Acho que os bispos precisam de ser lembrados que esta é uma obrigação legal, imposta pelo Papa. A criação de um gabinete de denúncias em cada diocese é uma obrigação não negociável que deve ser honrada. Não depende da vontade pessoal de cada bispo. Além das obrigações puramente legais, há também um movimento mais profundo no terreno que também devemos levar em conta. Os fiéis esperam que a Igreja assuma as suas responsabilidades a nível local. Alguns jornais – é o que vocês fazem no La Croix – também fazem um bom trabalho ao trazer à luz este assunto. As próprias comunidades estão à espera que as exigências do Papa sejam colocadas em prática.

 

Algumas pessoas ainda precisam de ser convencidas dos méritos desta luta?

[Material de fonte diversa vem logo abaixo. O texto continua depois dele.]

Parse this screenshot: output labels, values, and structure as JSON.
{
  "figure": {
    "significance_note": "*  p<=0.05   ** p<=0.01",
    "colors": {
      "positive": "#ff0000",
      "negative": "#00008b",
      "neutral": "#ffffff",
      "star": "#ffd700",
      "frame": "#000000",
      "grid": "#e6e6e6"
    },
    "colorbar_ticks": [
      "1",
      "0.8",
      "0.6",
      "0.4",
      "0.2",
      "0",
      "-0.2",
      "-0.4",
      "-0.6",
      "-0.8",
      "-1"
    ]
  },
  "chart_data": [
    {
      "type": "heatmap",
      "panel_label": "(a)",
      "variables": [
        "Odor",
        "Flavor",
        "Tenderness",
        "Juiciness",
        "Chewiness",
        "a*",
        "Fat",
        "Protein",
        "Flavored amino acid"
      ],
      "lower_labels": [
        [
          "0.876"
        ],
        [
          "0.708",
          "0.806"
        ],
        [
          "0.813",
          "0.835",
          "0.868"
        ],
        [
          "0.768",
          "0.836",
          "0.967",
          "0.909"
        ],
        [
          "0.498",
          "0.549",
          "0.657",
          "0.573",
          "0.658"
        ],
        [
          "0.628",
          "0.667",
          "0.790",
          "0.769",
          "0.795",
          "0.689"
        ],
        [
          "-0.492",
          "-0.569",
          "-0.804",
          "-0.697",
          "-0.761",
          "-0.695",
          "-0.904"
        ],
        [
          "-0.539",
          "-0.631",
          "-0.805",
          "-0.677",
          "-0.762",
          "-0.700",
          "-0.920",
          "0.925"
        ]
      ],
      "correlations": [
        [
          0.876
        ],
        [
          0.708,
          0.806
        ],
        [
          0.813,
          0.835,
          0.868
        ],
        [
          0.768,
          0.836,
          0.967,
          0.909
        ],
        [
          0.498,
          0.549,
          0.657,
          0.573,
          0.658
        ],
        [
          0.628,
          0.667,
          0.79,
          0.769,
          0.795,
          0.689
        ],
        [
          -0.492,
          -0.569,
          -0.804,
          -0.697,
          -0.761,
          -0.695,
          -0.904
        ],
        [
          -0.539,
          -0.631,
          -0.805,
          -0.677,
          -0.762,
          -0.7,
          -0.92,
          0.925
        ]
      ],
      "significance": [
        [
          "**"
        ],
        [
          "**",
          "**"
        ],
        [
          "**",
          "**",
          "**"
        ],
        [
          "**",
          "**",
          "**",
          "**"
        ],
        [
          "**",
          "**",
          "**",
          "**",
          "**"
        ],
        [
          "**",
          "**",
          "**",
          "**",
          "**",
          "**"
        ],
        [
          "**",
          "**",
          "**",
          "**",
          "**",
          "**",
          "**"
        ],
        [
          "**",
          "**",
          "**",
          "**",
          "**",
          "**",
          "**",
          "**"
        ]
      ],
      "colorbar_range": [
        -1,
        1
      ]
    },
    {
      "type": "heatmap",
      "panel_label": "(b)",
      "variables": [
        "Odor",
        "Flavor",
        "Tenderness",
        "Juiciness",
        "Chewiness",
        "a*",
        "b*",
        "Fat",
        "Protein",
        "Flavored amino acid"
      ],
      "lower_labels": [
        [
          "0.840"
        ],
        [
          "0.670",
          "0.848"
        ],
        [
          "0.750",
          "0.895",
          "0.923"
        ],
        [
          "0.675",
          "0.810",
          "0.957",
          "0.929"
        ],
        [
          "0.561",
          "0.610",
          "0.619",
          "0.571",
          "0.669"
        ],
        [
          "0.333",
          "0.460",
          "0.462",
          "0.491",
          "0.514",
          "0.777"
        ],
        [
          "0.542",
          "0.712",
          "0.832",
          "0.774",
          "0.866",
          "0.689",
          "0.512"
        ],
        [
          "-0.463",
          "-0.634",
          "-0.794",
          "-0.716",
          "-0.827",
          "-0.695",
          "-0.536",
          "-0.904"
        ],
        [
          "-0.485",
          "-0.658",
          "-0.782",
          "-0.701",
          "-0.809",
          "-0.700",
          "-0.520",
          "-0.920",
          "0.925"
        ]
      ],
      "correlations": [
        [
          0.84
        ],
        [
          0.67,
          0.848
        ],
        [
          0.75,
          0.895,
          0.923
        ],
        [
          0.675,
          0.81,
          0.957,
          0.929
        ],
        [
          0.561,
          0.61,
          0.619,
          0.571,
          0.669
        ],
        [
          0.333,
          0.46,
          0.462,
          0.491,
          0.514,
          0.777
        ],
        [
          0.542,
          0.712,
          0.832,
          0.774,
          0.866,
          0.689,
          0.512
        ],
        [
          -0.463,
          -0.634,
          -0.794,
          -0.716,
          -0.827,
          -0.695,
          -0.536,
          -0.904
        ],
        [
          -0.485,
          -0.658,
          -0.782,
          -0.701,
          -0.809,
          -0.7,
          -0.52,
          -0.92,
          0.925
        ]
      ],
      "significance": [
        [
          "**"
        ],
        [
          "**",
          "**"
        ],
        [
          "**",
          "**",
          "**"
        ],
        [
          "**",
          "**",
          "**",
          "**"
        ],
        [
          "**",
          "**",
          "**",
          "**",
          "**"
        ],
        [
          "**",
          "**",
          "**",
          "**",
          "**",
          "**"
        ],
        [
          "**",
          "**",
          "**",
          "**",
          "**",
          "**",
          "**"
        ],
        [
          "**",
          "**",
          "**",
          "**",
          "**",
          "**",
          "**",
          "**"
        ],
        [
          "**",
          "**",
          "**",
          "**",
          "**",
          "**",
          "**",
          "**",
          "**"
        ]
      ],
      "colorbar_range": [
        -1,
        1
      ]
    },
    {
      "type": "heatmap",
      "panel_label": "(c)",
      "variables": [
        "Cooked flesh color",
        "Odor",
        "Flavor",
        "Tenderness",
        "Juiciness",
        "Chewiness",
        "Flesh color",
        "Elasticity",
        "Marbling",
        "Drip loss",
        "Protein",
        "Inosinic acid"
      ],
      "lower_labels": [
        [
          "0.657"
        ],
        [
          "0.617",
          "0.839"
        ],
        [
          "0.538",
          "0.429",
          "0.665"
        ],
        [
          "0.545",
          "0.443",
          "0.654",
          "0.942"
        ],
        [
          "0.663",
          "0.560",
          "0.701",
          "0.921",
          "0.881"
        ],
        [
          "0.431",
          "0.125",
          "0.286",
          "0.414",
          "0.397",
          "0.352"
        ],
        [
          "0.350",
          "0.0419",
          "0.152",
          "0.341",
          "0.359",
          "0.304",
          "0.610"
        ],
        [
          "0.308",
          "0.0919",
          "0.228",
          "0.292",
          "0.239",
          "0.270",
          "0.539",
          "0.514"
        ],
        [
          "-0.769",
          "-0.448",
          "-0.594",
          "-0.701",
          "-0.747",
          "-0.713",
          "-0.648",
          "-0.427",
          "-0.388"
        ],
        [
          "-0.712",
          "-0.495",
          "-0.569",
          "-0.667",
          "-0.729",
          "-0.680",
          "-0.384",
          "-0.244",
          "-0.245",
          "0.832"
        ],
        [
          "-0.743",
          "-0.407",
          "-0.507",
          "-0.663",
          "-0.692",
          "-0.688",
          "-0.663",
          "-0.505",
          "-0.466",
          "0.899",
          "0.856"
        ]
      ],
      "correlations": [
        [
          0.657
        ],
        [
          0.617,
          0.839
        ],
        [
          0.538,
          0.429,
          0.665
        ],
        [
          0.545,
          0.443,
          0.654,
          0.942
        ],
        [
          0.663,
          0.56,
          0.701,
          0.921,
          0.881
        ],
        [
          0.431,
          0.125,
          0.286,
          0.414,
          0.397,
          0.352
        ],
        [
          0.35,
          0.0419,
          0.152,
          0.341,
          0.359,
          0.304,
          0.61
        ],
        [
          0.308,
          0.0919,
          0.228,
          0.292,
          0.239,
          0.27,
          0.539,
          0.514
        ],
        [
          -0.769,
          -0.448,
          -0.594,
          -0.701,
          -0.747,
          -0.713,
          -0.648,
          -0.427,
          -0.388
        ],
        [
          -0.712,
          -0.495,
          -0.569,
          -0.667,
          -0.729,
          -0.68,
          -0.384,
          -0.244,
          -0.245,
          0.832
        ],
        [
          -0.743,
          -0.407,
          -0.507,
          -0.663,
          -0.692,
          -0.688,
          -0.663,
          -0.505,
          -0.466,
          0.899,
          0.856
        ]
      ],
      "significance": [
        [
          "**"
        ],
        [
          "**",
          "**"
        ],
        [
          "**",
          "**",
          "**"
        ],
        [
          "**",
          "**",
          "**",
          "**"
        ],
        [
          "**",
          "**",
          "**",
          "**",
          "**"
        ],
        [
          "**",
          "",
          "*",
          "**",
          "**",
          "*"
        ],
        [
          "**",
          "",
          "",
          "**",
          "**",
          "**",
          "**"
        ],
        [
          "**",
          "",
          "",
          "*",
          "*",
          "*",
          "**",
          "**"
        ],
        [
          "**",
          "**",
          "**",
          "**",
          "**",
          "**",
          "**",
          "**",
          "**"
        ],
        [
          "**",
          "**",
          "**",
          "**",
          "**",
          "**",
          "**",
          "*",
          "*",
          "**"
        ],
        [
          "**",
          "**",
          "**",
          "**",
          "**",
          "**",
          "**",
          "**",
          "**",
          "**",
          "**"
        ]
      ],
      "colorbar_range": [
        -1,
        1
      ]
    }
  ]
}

Não acho que haja falta de vontade. O que falta, talvez, entre alguns, é a consciência da importância deste tema, por isso é importante o trabalho da escuta. Não devemos esperar até que sejamos confrontados com problemas de abuso para criar um gabinete para receber potenciais vítimas. Desde o início do seu pontificado que Francisco quer uma Igreja que escute o povo de Deus, e isto faz parte desse processo. Neste caso, os bispos não têm desculpa para não implementar este “motu proprio”. Consigo entender que em alguns países de missão, especialmente aqueles que estão a passar por crises, fomes, guerras ou desastres naturais, é difícil. Mas penso que, a nível nacional, é sempre possível acumular competências, no âmbito da Conferência Episcopal. Esta é também uma área em que as discussões podem ocorrer entre os bispos de vários países.

 

Em alguns países, o “motu proprio” não foi traduzido para o idioma local. Isso é um problema?

Sim. Neste ponto, os núncios devem desempenhar plenamente o seu papel e oferecer a ajuda das pessoas locais que colaboram com eles. É importante que estes documentos estejam disponíveis nos idiomas locais. Não acho que seja um problema insuperável. Pelo menos não deve ser apresentado como tal.

 

Este “motu proprio” foi publicado ad experimentum, por três anos. Será renovado?

A decisão final cabe ao Papa. Pela minha parte, espero que assim seja, estou convencido de que estas medidas são irreversíveis e que não devemos dar o menor sinal de retrocesso. Várias opções estão abertas ao Papa, incluindo renovar a experiência por três anos ou estendê-lo às comunidades religiosas.

 

Entrevista de Loup Besmond de Senneville, publicada no La Croix International a 10 de Maio de 2022.